Le recours peut être formé pour violation :

a. du droit fédéral ;

b. du droit international ;

c. de droits constitutionnels cantonaux ;

d. de dispositions cantonales sur le droit de vote des citoyens ainsi que sur les élections et votations populaires ;

e. du droit intercantonal.

Art. 100 Recours contre une décision

1 Le recours contre une décision doit être déposé devant le Tribunal fédéral dans les 30 jours qui suivent la notification de l’expédition complète.

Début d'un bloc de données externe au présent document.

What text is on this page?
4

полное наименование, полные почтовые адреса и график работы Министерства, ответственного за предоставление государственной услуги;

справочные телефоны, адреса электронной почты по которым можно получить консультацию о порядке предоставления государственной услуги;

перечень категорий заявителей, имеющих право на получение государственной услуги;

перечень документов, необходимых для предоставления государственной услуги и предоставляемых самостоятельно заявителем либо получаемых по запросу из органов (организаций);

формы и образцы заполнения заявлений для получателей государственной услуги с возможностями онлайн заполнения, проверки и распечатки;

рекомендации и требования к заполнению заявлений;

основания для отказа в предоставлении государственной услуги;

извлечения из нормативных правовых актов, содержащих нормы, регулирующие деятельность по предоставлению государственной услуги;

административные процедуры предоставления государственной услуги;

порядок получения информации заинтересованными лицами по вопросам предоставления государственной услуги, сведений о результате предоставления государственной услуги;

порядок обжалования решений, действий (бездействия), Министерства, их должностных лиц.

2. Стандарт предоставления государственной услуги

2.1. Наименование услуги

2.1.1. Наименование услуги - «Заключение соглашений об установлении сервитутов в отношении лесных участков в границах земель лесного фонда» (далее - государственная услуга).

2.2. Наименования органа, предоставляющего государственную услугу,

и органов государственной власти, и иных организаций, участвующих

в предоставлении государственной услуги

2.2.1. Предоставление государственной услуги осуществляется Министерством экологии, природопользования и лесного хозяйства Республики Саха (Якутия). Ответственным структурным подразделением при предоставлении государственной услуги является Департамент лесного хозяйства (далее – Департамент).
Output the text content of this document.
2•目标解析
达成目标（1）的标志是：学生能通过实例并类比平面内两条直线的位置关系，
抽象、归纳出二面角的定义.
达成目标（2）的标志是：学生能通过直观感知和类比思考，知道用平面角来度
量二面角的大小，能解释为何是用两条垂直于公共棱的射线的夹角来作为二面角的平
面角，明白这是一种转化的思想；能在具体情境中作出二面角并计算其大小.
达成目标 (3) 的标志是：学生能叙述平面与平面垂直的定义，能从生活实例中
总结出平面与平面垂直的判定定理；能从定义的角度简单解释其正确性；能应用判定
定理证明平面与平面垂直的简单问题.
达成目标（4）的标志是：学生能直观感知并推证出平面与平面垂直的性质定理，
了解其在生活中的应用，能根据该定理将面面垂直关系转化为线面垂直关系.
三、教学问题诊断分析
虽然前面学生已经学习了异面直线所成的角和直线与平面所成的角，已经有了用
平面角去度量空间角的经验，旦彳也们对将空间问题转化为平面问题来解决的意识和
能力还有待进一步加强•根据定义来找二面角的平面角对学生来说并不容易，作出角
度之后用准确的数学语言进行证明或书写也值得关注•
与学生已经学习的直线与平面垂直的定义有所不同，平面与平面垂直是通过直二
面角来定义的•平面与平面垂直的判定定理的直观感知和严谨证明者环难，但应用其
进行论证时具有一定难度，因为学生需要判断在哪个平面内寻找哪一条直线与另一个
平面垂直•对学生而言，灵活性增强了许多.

______________________________________________

Art. 113 Principe

Le Tribunal fédéral connaît des recours constitutionnels contre les décisions des autorités cantonales de dernière instance qui ne peuvent faire l’objet d’aucun recours selon les art. 72 à 89.

Art. 115 Qualité pour recourir

A qualité pour former un recours constitutionnel quiconque :

a. a pris part à la procédure devant l’autorité précédente ou a été privé de la possibilité de le faire et

b. a un intérêt juridique à l’annulation ou à la modification de la décision attaquée.

Art. 116 Motifs de recours

Le recours constitutionnel peut être formé pour violation des droits constitutionnels.

Art. 100 Recours contre une décision

1 Le recours contre une décision doit être déposé devant le Tribunal fédéral dans les 30 jours qui suivent la notification de l’expédition complète.

___________________________________________

 

Recours ordinaire simultané (art. 119 LTF)

1 Si une partie forme contre une décision un recours ordinaire et un recours constitutionnel, elle doit déposer les deux recours dans un seul mémoire.

2 Le Tribunal fédéral statue sur les deux recours dans la même procédure.

3 Il examine les griefs invoqués selon les dispositions applicables au type de recours concerné.